3 enfants arrêtés et expulsés le lendemain de la rentrée : colère et rassemblement à Cornebarrieu

Manifestation d'associations de soutien aux étrangers sans papier devant le Centre de Rétention de Cornebarrieu / © Pierre Grenier - Cimade
Manifestation d'associations de soutien aux étrangers sans papier devant le Centre de Rétention de Cornebarrieu / © Pierre Grenier - Cimade

Un rassemblement est organisé à l'initiative du Cercle des Voisins, ce jeudi 12 septembre, devant le Centre de Rétention de Cornebarrieu (31). 3 enfants albanais scolarisés ont été arrêtés le jour de la rentrée des classes et renvoyés le lendemain dans un avion spécialement affrété.

Par Nathalie Fournis

Les associations le Cercle des Voisins, la Cimade et Réseau Education Sans Frontières (RESF) disent NON aux arrestations et aux placements des enfants au Centre de Rétention Administrative de Cornebarrieu (CRA). Quelques jours après l'expulsion de trois enfants albanais, ces associations de défense des étrangers sans papier se sont réunies pour condamner ces pratiques ce jeudi matin.
 

Arrêtés le jour de la rentrée

Ce lundi 2 septembre 2019, ces 3 enfants ont fait leur rentrée des classes comme des milllers d'écoliers en Midi-Pyrénées. Le soir même ils ont été placés au CRA de Cornebarrieu avec leurs familles, pour embarquer dès le lendemain matin à bord d'un avion charter spécialement affrété direction l'Albanie.
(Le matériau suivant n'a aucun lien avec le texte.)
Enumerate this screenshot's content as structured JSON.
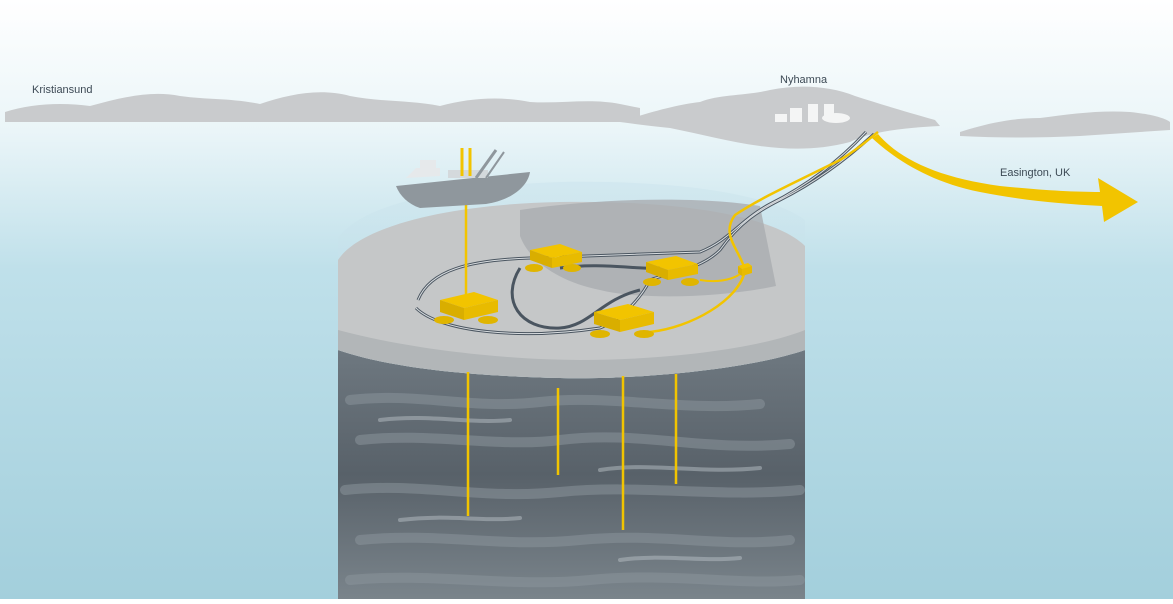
{
  "labels": {
    "left_town": "Kristiansund",
    "terminal": "Nyhamna",
    "destination": "Easington, UK"
  },
  "colors": {
    "sea": "#a9d3e0",
    "land": "#c9cbcd",
    "seabed": "#c5c7c8",
    "rock": "#5f6a73",
    "pipeline": "#4a5560",
    "equipment": "#f2c400",
    "ship": "#8f979d"
  },
  "icons": [
    "ship-icon",
    "subsea-template-icon",
    "export-arrow-icon"
  ]
}
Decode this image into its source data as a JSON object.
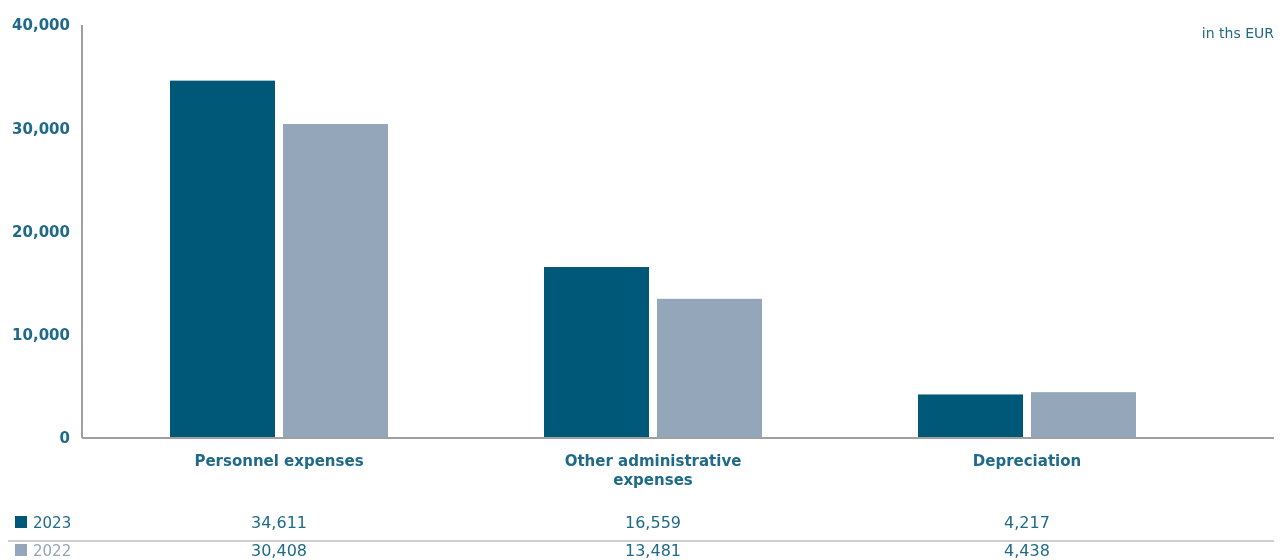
{
  "chart_data": {
    "type": "bar",
    "ylabel": "in ths EUR",
    "categories": [
      "Personnel expenses",
      "Other administrative expenses",
      "Depreciation"
    ],
    "series": [
      {
        "name": "2023",
        "color": "#005878",
        "values": [
          34611,
          16559,
          4217
        ],
        "value_labels": [
          "34,611",
          "16,559",
          "4,217"
        ]
      },
      {
        "name": "2022",
        "color": "#94a6ba",
        "values": [
          30408,
          13481,
          4438
        ],
        "value_labels": [
          "30,408",
          "13,481",
          "4,438"
        ]
      }
    ],
    "ylim": [
      0,
      40000
    ],
    "yticks": [
      {
        "value": 0,
        "label": "0"
      },
      {
        "value": 10000,
        "label": "10,000"
      },
      {
        "value": 20000,
        "label": "20,000"
      },
      {
        "value": 30000,
        "label": "30,000"
      },
      {
        "value": 40000,
        "label": "40,000"
      }
    ],
    "legend": "bottom left"
  }
}
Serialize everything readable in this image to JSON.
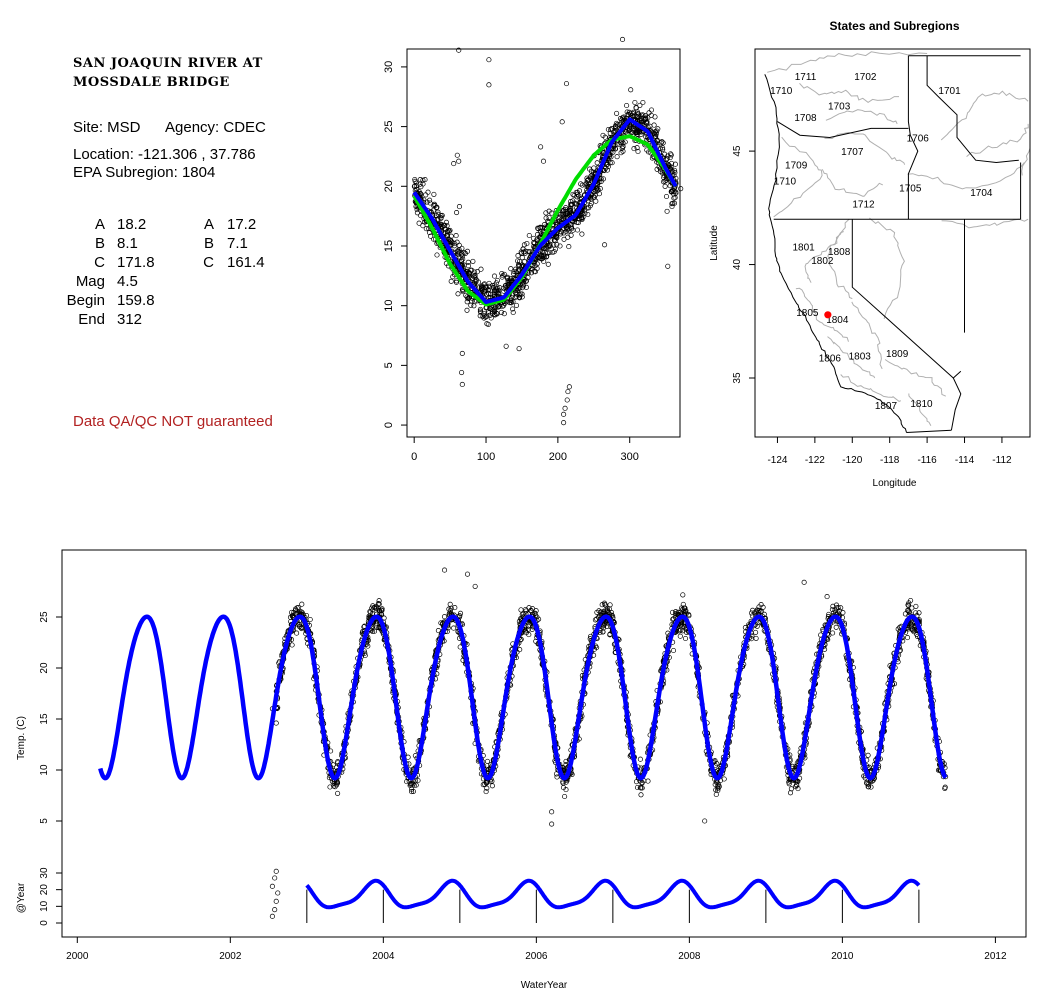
{
  "info": {
    "title_line1": "SAN JOAQUIN RIVER AT",
    "title_line2": "MOSSDALE BRIDGE",
    "site": "Site: MSD",
    "agency": "Agency: CDEC",
    "location": "Location: -121.306 , 37.786",
    "epa_subregion": "EPA Subregion: 1804",
    "params_left": [
      {
        "label": "A",
        "value": "18.2"
      },
      {
        "label": "B",
        "value": "8.1"
      },
      {
        "label": "C",
        "value": "171.8"
      },
      {
        "label": "Mag",
        "value": "4.5"
      },
      {
        "label": "Begin",
        "value": "159.8"
      },
      {
        "label": "End",
        "value": "312"
      }
    ],
    "params_right": [
      {
        "label": "A",
        "value": "17.2"
      },
      {
        "label": "B",
        "value": "7.1"
      },
      {
        "label": "C",
        "value": "161.4"
      }
    ],
    "disclaimer": "Data QA/QC NOT guaranteed"
  },
  "colors": {
    "fit_blue": "#0000ff",
    "fit_green": "#00dd00",
    "site_marker": "#ff0000",
    "disclaimer": "#b22222",
    "boundary_gray": "#b0b0b0"
  },
  "chart_data": [
    {
      "type": "scatter",
      "title": "",
      "xlabel": "",
      "ylabel": "",
      "xlim": [
        -10,
        370
      ],
      "ylim": [
        -1,
        31.5
      ],
      "xticks": [
        0,
        100,
        200,
        300
      ],
      "yticks": [
        0,
        5,
        10,
        15,
        20,
        25,
        30
      ],
      "series": [
        {
          "style": "points",
          "values": "daily temperature observations vs day of water year",
          "approx_outliers": [
            [
              62,
              31.4
            ],
            [
              290,
              32.3
            ],
            [
              104,
              30.6
            ],
            [
              104,
              28.5
            ],
            [
              212,
              28.6
            ],
            [
              206,
              25.4
            ],
            [
              176,
              23.3
            ],
            [
              180,
              22.1
            ],
            [
              60,
              22.6
            ],
            [
              62,
              22.1
            ],
            [
              55,
              21.9
            ],
            [
              63,
              18.3
            ],
            [
              59,
              17.8
            ],
            [
              67,
              6.0
            ],
            [
              66,
              4.4
            ],
            [
              67,
              3.4
            ],
            [
              208,
              0.2
            ],
            [
              208,
              0.9
            ],
            [
              210,
              1.4
            ],
            [
              213,
              2.1
            ],
            [
              214,
              2.8
            ],
            [
              216,
              3.2
            ],
            [
              353,
              13.3
            ],
            [
              371,
              19.8
            ],
            [
              128,
              6.6
            ],
            [
              146,
              6.4
            ],
            [
              265,
              15.1
            ],
            [
              352,
              17.9
            ]
          ]
        },
        {
          "style": "line",
          "color": "blue",
          "fit": "harmonic A/B/C fit",
          "x": [
            0,
            25,
            50,
            75,
            100,
            125,
            150,
            175,
            200,
            225,
            250,
            275,
            300,
            325,
            350,
            365
          ],
          "y": [
            19.5,
            17.3,
            14.6,
            12.0,
            10.3,
            10.7,
            12.6,
            15.0,
            16.5,
            17.6,
            20.2,
            23.7,
            25.6,
            24.6,
            21.5,
            19.9
          ]
        },
        {
          "style": "line",
          "color": "green",
          "fit": "harmonic A/B/C fit",
          "x": [
            0,
            25,
            50,
            75,
            100,
            125,
            150,
            175,
            200,
            225,
            250,
            275,
            300,
            325,
            350,
            365
          ],
          "y": [
            19.2,
            16.5,
            13.5,
            11.2,
            10.1,
            10.5,
            12.4,
            15.1,
            18.0,
            20.6,
            22.6,
            23.9,
            24.2,
            23.5,
            21.4,
            19.9
          ]
        }
      ]
    },
    {
      "type": "map",
      "title": "States and Subregions",
      "xlabel": "Longitude",
      "ylabel": "Latitude",
      "xlim": [
        -125.2,
        -110.5
      ],
      "ylim": [
        32.4,
        49.5
      ],
      "xticks": [
        -124,
        -122,
        -120,
        -118,
        -116,
        -114,
        -112
      ],
      "yticks": [
        35,
        40,
        45
      ],
      "site_point": {
        "lon": -121.306,
        "lat": 37.786
      },
      "region_labels": [
        {
          "label": "1702",
          "lon": -119.3,
          "lat": 48.3
        },
        {
          "label": "1701",
          "lon": -114.8,
          "lat": 47.7
        },
        {
          "label": "1711",
          "lon": -122.5,
          "lat": 48.3
        },
        {
          "label": "1710",
          "lon": -123.8,
          "lat": 47.7
        },
        {
          "label": "1703",
          "lon": -120.7,
          "lat": 47.0
        },
        {
          "label": "1708",
          "lon": -122.5,
          "lat": 46.5
        },
        {
          "label": "1706",
          "lon": -116.5,
          "lat": 45.6
        },
        {
          "label": "1707",
          "lon": -120.0,
          "lat": 45.0
        },
        {
          "label": "1709",
          "lon": -123.0,
          "lat": 44.4
        },
        {
          "label": "1710",
          "lon": -123.6,
          "lat": 43.7
        },
        {
          "label": "1705",
          "lon": -116.9,
          "lat": 43.4
        },
        {
          "label": "1704",
          "lon": -113.1,
          "lat": 43.2
        },
        {
          "label": "1712",
          "lon": -119.4,
          "lat": 42.7
        },
        {
          "label": "1801",
          "lon": -122.6,
          "lat": 40.8
        },
        {
          "label": "1808",
          "lon": -120.7,
          "lat": 40.6
        },
        {
          "label": "1802",
          "lon": -121.6,
          "lat": 40.2
        },
        {
          "label": "1805",
          "lon": -122.4,
          "lat": 37.9
        },
        {
          "label": "1804",
          "lon": -120.8,
          "lat": 37.6
        },
        {
          "label": "1809",
          "lon": -117.6,
          "lat": 36.1
        },
        {
          "label": "1806",
          "lon": -121.2,
          "lat": 35.9
        },
        {
          "label": "1803",
          "lon": -119.6,
          "lat": 36.0
        },
        {
          "label": "1810",
          "lon": -116.3,
          "lat": 33.9
        },
        {
          "label": "1807",
          "lon": -118.2,
          "lat": 33.8
        }
      ]
    },
    {
      "type": "line",
      "title": "",
      "xlabel": "WaterYear",
      "ylabel_upper": "Temp. (C)",
      "ylabel_lower": "@Year",
      "xlim": [
        1999.8,
        2012.4
      ],
      "xticks": [
        2000,
        2002,
        2004,
        2006,
        2008,
        2010,
        2012
      ],
      "upper_yticks": [
        5,
        10,
        15,
        20,
        25
      ],
      "lower_yticks": [
        0,
        10,
        20,
        30
      ],
      "lower_ytick_labels": [
        "0",
        "10",
        "20",
        "30"
      ],
      "fit_curve": {
        "color": "blue",
        "start": 2000.3,
        "end": 2011.35,
        "amplitude_note": "annual cycle approx 10 to 25.7 C, peaks near mid-November each year"
      },
      "observations": {
        "start": 2002.6,
        "end": 2011.35,
        "style": "points"
      },
      "annual_curves_years": [
        2003,
        2004,
        2005,
        2006,
        2007,
        2008,
        2009,
        2010,
        2011
      ],
      "approx_outliers": [
        [
          2004.8,
          29.6
        ],
        [
          2005.1,
          29.2
        ],
        [
          2005.2,
          28.0
        ],
        [
          2002.55,
          16.0
        ],
        [
          2002.6,
          14.6
        ],
        [
          2006.2,
          5.9
        ],
        [
          2006.2,
          4.7
        ],
        [
          2008.2,
          5.0
        ],
        [
          2009.5,
          28.4
        ],
        [
          2009.8,
          27.0
        ]
      ],
      "lower_left_points": [
        [
          2002.55,
          4.0
        ],
        [
          2002.58,
          8.0
        ],
        [
          2002.6,
          13.0
        ],
        [
          2002.62,
          18.0
        ],
        [
          2002.55,
          22.0
        ],
        [
          2002.58,
          27.0
        ],
        [
          2002.6,
          31.0
        ]
      ]
    }
  ]
}
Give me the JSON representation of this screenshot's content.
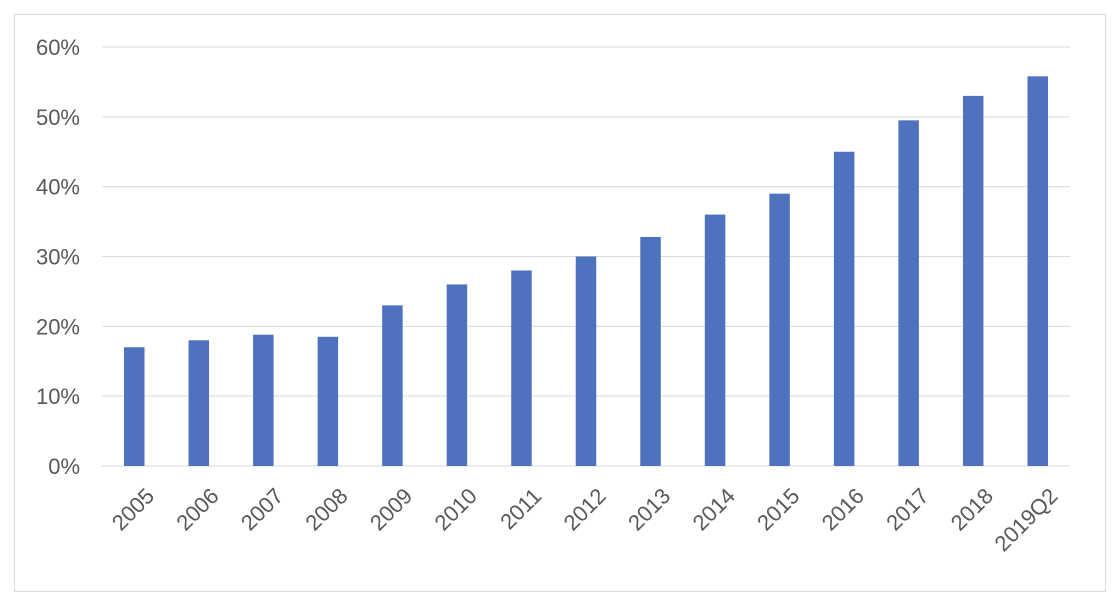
{
  "chart_data": {
    "type": "bar",
    "title": "",
    "xlabel": "",
    "ylabel": "",
    "categories": [
      "2005",
      "2006",
      "2007",
      "2008",
      "2009",
      "2010",
      "2011",
      "2012",
      "2013",
      "2014",
      "2015",
      "2016",
      "2017",
      "2018",
      "2019Q2"
    ],
    "series": [
      {
        "values": [
          17,
          18,
          18.8,
          18.5,
          23,
          26,
          28,
          30,
          32.8,
          36,
          39,
          45,
          49.5,
          53,
          55.8
        ]
      }
    ],
    "ylim": [
      0,
      60
    ],
    "yticks": [
      0,
      10,
      20,
      30,
      40,
      50,
      60
    ],
    "ytick_labels": [
      "0%",
      "10%",
      "20%",
      "30%",
      "40%",
      "50%",
      "60%"
    ],
    "grid": true,
    "legend": "none",
    "bar_color": "#4F72BE"
  }
}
Joint par téléphone, Pierre Grenier est délégué régional de la Cimade, il nous confie son sentiment :

"C'est une expulsion expéditive pour éviter tout contrôle sur les irrégularités de procédure. 
  C'est une action surtout symbolique pour montrer notre vigilance et notre indignation face aux arrestations et à l'enfermement des enfants."

 

Les associations toujours mobilisées

Le 8 septembre, selon la Cimade, 2 lycéens étaient aussi derrière les barreaux de Cornebarrieu en attente de leur renvoi vers leur pays d'origine. Ce jeudi est la première manifestation mais ce ne sera pas la dernière annoncent les associations.

Elles veulent maintenir la pression sur les préfectures responsables de ces pratiques .

"C'est dur mais je m'y attendais"

Le député européen La France Insoumise Manuel Bompard a exercé son droit de visite au CRA ce même jour.
Pendant deux heures le parlementaire a pu rencontrer les personnels, les associations ainsi que les personnes en rétention.
Nous l'avons contacté pour avoir son ressenti sur cette visite.

"C'est dur mais je m'y attendais"


Il déplore les conditions de vie difficiles pour les adultes vivant dans au centre, pas de rideaux aux fenêtres, le bruit incessant des avions, le manque d'intimité, la fatigue.
Des conditions de rétention certe pas adaptées aux adultes mais problématiques quand il s'agit des enfants.

"J'ai visité l'aire de jeux, elle est dans un état déplorable... aucun enfant n'aurait envie d'aller y jouer"

Parmi les nombreuses personnes avec qui il a pu échanger, une rencontre a cependant marqué la visite de Manuel Bompard.


"Il s'est présenté à moi spontanément. 
Le jeune homme est d'origine algérienne, il est retenu depuis dimanche dernier au CRA. 
L'année passée il était scolarisé en première scientifique au lycée des Arènes à Toulouse et a fait sa rentrée en bac pro au lycée Rolland Garros avant d'être arrêté le 8 septembre lors d'un contrôle d'identité.
Il a des bons résultats et reçoit le soutien de la communauté éducative mais il est sous le coup d'une obligation de quitter le territoire. Le jeune homme est très inquiet."